Meen Kuzhambum Mann Paanaiyum is a 2016 Indian Tamil language fantasy comedy film written and directed by Amudheshwar and co-produced by Dushyanth Ramkumar. The film stars Prabhu, Kalidas Jayaram, Ashna Zaveri and Pooja Kumar in the lead roles. It was promoted as Prabhu Ganesan’s 200th film. The principal photography of the film commenced in November 2015 in Chennai and the film was released exactly a year later. Kamal Haasan shot for a cameo appearance in the film. It also marked the feature film debut as an adult of Kalidas Jayaram, son of noted film actors Jayaram and Parvathy, who had appeared as a child artist during the early 2000s and also his official Tamil debut.

==Plot==
Annamalai is a single parent to Karthik and owns an Indian restaurant in Malaysia. Annamalai is very fond of Karthik and loves to spend time with him, but Karthik is a fun-loving person who spends most of his time with friends and thinks that his father is too emotional. Karthik falls in love with his classmate Pavithra, daughter of an IFS officer who is separated from her husband. Meanwhile, Mala is a don who falls in love with Annamalai as she is impressed by his cooking skills.

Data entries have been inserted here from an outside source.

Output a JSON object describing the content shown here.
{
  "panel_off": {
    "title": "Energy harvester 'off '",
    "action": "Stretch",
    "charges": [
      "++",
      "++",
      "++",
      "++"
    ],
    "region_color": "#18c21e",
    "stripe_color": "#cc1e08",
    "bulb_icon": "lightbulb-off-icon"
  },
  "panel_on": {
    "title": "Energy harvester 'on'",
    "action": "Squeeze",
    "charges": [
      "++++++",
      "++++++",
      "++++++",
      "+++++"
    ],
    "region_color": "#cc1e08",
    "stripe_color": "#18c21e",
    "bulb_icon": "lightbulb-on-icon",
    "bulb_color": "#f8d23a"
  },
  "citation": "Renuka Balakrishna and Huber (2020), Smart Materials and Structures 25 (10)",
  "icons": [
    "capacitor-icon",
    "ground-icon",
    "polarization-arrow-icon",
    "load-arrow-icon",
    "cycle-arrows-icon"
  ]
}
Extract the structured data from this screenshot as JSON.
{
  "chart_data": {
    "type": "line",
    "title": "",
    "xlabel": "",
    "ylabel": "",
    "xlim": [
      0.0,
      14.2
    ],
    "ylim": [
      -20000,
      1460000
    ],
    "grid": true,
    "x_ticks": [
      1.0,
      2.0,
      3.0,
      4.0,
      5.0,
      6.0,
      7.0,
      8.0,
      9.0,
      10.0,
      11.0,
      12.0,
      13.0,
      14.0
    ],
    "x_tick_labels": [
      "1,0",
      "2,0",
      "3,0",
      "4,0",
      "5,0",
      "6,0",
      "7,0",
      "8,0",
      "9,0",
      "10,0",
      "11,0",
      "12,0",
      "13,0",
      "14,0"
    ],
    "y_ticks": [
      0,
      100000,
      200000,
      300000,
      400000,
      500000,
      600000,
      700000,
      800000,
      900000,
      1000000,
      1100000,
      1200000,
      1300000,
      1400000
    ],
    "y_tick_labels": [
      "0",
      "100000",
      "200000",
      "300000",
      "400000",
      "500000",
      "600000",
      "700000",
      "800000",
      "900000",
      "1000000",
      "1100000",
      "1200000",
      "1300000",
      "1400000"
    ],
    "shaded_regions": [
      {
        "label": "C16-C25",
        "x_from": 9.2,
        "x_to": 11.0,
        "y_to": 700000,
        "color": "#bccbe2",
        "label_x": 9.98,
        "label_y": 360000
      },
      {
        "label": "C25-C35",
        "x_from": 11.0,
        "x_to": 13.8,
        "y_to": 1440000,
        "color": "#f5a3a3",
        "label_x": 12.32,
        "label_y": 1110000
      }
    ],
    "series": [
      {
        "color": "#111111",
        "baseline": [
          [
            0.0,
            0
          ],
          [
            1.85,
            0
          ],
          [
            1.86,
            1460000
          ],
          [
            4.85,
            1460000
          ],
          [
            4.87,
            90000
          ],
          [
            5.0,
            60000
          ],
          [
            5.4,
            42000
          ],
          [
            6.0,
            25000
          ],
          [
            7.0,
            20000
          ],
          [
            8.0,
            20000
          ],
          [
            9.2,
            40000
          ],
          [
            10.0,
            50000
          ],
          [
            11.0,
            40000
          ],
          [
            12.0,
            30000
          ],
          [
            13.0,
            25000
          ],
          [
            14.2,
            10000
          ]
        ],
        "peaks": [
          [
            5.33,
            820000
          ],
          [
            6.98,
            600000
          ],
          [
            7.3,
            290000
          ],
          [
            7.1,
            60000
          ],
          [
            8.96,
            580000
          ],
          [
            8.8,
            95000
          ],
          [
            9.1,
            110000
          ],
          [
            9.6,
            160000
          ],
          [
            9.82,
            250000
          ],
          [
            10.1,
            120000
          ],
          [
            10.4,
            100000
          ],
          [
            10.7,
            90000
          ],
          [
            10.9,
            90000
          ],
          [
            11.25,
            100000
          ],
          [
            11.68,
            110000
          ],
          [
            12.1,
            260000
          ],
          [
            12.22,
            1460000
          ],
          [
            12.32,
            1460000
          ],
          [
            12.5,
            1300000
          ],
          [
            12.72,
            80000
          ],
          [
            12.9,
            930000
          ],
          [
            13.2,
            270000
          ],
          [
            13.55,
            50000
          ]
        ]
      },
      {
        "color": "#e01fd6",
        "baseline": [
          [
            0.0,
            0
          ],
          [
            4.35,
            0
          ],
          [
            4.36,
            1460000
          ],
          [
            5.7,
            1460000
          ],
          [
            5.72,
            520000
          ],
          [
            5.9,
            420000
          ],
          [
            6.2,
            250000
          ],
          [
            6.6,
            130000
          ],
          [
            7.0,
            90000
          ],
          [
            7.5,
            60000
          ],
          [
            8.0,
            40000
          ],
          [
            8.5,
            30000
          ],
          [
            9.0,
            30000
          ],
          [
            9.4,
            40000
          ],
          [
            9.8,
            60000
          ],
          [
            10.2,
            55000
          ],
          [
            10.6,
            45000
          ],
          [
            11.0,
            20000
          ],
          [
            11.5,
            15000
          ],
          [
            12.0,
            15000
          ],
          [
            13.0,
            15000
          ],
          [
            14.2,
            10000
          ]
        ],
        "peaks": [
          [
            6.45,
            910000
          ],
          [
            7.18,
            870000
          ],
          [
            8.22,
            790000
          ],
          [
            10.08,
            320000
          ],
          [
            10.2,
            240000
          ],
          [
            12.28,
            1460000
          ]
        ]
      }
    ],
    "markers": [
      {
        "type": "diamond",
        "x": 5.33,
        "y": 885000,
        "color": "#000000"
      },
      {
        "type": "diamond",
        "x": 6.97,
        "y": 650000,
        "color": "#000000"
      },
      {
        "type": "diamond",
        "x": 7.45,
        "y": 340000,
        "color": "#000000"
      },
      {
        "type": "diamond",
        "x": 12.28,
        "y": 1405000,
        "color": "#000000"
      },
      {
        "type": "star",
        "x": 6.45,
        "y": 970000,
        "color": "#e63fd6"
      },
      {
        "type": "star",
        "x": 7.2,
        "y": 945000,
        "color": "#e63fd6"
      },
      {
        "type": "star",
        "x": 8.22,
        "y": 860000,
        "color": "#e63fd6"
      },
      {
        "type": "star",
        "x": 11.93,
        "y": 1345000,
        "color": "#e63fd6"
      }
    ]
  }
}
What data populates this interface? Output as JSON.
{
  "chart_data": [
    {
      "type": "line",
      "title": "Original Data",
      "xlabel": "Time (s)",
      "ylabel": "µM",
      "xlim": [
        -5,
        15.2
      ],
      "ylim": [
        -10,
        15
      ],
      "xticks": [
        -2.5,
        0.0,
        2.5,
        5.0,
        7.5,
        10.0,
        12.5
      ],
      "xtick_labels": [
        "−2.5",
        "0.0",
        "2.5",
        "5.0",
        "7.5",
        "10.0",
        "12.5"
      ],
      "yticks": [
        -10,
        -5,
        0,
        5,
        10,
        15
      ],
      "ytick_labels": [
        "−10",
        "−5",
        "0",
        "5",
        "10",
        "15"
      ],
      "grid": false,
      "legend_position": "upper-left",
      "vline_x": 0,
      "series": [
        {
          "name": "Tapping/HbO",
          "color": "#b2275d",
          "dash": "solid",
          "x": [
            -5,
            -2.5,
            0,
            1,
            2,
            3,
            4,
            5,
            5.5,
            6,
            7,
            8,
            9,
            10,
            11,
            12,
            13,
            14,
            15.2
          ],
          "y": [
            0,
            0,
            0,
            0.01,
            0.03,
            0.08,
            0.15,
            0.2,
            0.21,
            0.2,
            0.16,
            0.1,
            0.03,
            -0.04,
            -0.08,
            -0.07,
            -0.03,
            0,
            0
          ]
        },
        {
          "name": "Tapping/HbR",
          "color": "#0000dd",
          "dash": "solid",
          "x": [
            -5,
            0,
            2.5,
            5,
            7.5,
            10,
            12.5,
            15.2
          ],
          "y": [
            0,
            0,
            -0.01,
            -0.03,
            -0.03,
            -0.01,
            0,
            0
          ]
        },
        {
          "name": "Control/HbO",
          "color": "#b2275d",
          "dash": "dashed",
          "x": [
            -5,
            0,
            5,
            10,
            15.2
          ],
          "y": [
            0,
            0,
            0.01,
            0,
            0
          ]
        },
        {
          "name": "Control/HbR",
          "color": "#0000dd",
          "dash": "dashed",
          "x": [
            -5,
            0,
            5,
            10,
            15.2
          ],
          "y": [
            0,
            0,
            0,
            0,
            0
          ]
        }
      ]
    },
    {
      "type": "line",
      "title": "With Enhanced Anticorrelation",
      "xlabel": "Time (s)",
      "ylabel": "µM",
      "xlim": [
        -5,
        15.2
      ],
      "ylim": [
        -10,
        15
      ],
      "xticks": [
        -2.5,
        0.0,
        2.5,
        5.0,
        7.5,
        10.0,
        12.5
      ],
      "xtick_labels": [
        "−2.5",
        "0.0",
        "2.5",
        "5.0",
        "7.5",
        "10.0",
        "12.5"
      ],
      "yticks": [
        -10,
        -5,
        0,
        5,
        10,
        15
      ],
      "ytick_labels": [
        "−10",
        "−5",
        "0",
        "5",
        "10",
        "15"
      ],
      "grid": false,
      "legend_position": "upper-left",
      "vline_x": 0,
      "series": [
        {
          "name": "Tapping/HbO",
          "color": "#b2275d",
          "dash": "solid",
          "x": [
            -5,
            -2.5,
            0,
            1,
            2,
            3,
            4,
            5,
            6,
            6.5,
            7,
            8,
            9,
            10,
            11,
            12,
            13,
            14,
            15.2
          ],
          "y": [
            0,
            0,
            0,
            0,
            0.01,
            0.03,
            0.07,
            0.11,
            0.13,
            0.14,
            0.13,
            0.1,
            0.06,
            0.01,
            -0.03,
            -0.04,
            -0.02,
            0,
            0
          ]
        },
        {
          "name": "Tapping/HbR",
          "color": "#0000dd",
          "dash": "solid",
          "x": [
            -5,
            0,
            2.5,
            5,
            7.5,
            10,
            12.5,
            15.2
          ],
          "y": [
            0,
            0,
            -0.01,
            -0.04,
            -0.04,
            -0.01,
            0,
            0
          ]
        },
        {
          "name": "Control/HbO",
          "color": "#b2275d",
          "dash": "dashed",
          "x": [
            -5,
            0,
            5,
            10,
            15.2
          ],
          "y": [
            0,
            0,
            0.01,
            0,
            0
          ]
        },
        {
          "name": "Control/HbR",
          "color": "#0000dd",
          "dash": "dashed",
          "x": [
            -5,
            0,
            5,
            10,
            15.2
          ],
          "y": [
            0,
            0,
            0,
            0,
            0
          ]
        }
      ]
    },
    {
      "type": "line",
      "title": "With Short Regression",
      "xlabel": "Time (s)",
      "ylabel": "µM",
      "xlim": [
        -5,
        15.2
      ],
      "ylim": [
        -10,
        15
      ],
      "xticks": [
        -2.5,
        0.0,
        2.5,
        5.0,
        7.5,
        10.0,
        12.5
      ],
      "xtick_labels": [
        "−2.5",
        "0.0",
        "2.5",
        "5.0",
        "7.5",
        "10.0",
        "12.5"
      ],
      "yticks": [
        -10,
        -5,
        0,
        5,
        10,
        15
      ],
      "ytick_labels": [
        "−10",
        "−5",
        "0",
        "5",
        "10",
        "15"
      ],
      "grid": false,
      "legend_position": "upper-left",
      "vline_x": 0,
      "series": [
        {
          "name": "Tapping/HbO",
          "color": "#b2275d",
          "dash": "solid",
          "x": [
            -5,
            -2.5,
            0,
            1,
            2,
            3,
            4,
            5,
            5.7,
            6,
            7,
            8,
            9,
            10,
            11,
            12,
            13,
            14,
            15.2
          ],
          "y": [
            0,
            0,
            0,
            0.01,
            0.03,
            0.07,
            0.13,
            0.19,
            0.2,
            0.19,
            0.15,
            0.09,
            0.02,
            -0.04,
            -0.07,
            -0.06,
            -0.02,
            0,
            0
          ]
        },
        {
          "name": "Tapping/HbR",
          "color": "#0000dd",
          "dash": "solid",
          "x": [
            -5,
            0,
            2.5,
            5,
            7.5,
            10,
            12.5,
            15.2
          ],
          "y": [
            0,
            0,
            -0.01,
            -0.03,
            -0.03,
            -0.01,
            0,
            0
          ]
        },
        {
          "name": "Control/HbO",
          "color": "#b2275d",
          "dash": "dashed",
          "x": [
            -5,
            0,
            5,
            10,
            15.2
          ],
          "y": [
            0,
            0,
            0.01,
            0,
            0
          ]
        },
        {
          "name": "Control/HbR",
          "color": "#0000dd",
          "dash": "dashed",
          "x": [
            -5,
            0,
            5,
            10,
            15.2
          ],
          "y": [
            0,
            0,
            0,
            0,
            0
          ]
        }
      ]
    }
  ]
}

Annamalai worries that Karthik always prioritizes his friends over him. One day, they meet a saint named Swami, who swaps both Annamalai and Karthik's souls to make them understand each other's love. Now Annamalai (in Karthik's body) goes to college, while Karthik (in Annamalai's body) takes care of the restaurant. Annamalai understands Karthik's love for Pavithra and gets close to her family. He also helps Pavithra's mother patch up with her husband in India. Similarly, Karthik understands the hardships faced by Annamalai in raising him from childhood following his mother's early demise and realizes his true love. Karthik also plans to have Mala marry Annamalai. There is also a don who happens to be Mala's boss and does not want her to marry Annamalai. The don kidnaps Pavithra and Mala. Following a comical fight, both are saved. Karthik apologizes to Annamalai for not understanding his love for him. Immediately, both souls are swapped. The movie ends with Karthik getting united with Pavithra, while Mala and Annamalai are also united.

==Cast==

- Prabhu as Annamalai
- Kalidas Jayaram as Karthik
- Ashna Zaveri as Pavithra
- Pooja Kumar as Mala
- Urvashi as Pavithra's mother
- M. S. Bhaskar as Don
- Ilavarasu as Annamalai's friend
- Santhana Bharathi as Pavithra's grandfather
- Thalaivasal Vijay as Pavithra's father
- R. S. Shivaji as Professor
- Thalapathy Dinesh
- Balaji
- Kamal Haasan as Swami (guest appearance)
- Y. G. Mahendra in a guest appearance
- Sudha Mahendra in a guest appearance
- Ester Noronha in a special appearance in the "Waka Wowra" song

==Production==
Dushyanth Ramkumar opted to set up a new production house, separate from his commitments for Sivaji Productions. Amudhesvar, who had previously worked as an associate to director Suseenthiran, was signed to direct the script. Production started in October 2015 and they started scouting for locations in Malaysia for the shoot for the film titled Meen Kuzhambum Mann Paanaiyum, starring Kalidas Jayaram, Ashna Zaveri and Prabhu. The film began production in Chennai during November 2015 and then held a second schedule in Malaysia during January 2016. Pooja Kumar joined the team during January 2016 and revealed that she would portray a female don based in Malaysia. Kamal Haasan later shot for a cameo appearance in the film during March 2016.

==Soundtrack==
The soundtrack was composed by D. Imman.

| No. | Title | Artist(s) | Length |
|---|---|---|---|
| 1. | "Wako Wowra" | Neha Bhasin, Varun Parandhaman | 4:05 |
| 2. | "Athey Nila" | Sathya Prakash, Shashaa Tirupati, Elfe Choir | 4:20 |
| 3. | "Hey Puthrajaya Poove" | Jithin Raj, Sunitha Sarathy | 4:06 |
| 4. | "Yellam Nadagam Endrayo" | Shankar Mahadevan | 4:07 |
| 5. | "Meenkuzhambum Manpanayum Theme" | D. Imman | 2:05 |
| Total length: |  |  | 18:43 |

== Release ==
The Times of India gave the film a rating of two out of five stars and wrote that "With a not-so-bad story line, the director has tried his best to weave a fantasy story laced with humour". Other critics called the film "tedious".